There was 99,120 (seasonally adjusted) residential transactions last month up 1.3% from July but 2.6% lower year-on-year. And there was 10,240 non-residential transactions in August, up 2.6% month-on-month while down 1.9% year-on-year.
Jeremy Leaf, north London estate agent and a former RICS chairman, said: “Once again it’s the number of transactions and the pace of change which is much more relevant to testing the strength or weakness of the UK property market than house prices.
“These numbers show that the patient is in reasonable health and has taken the interest rate medicine in its stride, showing activity holding up reasonably well and even progressing marginally compared with previous months.
“The market enters the important autumn period with reasonable confidence, not expecting any great changes either way. On the high street we have noticed more interest in buying and selling, although we are finding it hard for deals to gain traction unless there is realism on all sides.”
Mark Harris, chief executive of mortgage broker SPF Private Clients, said: ‘As we leave the glorious summer behind us and move into autumn, the signs are promising for a decent end to the year.

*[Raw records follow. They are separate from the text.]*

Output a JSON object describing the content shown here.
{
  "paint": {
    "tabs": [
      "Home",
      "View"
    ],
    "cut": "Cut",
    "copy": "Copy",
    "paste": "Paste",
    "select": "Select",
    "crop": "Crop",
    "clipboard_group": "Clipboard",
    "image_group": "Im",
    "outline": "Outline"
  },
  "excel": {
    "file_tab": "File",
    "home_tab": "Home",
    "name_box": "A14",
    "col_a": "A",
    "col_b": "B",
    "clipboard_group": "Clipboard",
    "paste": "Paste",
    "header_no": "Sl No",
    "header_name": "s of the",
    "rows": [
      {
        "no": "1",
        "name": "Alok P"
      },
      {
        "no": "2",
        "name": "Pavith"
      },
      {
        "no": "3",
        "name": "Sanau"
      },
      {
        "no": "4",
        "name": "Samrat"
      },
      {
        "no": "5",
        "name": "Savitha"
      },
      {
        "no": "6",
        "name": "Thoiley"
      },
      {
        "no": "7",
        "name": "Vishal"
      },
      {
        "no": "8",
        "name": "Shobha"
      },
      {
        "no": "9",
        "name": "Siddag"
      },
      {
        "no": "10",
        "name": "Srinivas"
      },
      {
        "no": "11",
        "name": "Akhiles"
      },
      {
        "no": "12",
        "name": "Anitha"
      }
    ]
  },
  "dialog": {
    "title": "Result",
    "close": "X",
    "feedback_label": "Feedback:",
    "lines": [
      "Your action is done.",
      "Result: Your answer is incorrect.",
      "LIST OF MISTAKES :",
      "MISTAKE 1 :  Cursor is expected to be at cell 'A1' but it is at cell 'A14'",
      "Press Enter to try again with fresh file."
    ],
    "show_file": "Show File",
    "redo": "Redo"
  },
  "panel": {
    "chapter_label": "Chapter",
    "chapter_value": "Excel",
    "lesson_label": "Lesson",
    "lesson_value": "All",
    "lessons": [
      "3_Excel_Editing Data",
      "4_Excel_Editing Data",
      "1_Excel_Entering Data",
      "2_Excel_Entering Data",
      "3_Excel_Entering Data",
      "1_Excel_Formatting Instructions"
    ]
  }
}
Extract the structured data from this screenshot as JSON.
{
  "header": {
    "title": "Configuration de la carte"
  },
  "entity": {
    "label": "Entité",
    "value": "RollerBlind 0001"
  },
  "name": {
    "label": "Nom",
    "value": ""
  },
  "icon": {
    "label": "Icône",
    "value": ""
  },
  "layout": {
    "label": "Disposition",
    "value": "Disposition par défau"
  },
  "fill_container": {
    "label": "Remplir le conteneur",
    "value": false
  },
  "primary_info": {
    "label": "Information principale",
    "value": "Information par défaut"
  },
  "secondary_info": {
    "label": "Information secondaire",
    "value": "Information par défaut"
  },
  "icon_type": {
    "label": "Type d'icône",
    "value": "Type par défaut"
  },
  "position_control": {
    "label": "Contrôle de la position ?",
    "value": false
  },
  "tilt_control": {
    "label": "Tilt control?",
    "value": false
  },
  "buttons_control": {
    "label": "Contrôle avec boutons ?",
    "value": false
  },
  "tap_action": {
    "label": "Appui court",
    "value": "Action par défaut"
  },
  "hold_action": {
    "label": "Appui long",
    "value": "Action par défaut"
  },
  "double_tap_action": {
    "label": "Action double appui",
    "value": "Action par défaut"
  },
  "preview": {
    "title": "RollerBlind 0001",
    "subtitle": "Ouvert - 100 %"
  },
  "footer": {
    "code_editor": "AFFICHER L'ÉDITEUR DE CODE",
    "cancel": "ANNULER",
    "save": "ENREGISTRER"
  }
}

“Despite a well-anticipated rate rise in August and ongoing concern around Brexit, many people are still getting on with making decisions and buying and selling property.
“This is helped by lenders with an obvious desire to lend in the run up to the end of the year, offering fixed rates in particular at competitive levels.
“Buy-to-let has been hit hard with tax and regulatory changes but it is proving to be fairly resilient. While there has been a noticeable drop in novice landlords, many experienced investors continue to add to their portfolios.
“Remortgaging numbers have significantly increased as landlords opt for fixed rates to protect against further potential rate rises, or shift to another lender because their own is no longer active.
“We are also seeing a number of landlords change the way their asset is owned, moving it from their own name into a company, which generally requires refinancing.”
Kevin Roberts, director, Legal & General Mortgage Club, blamed stamp duty for the stagnant market and said the government must do more.
He said: “Property transactions have remained stagnant for some time now. Financial barriers, like stamp duty, are discouraging homeowners from moving up the ladder and instead choosing to ‘improve, not move’.
“The government must continue to focus on delivering the thousands of new homes our country needs, but it’s important that we consider the challenges facing buyers further up the chain too. For example, a stamp duty exemption for last-time buyers would help stimulate activity and keep the housing cycle moving.
“Removing this barrier to older owners would open up properties for families who want to upsize and also the next generation of buyers who are trying to take their first step.”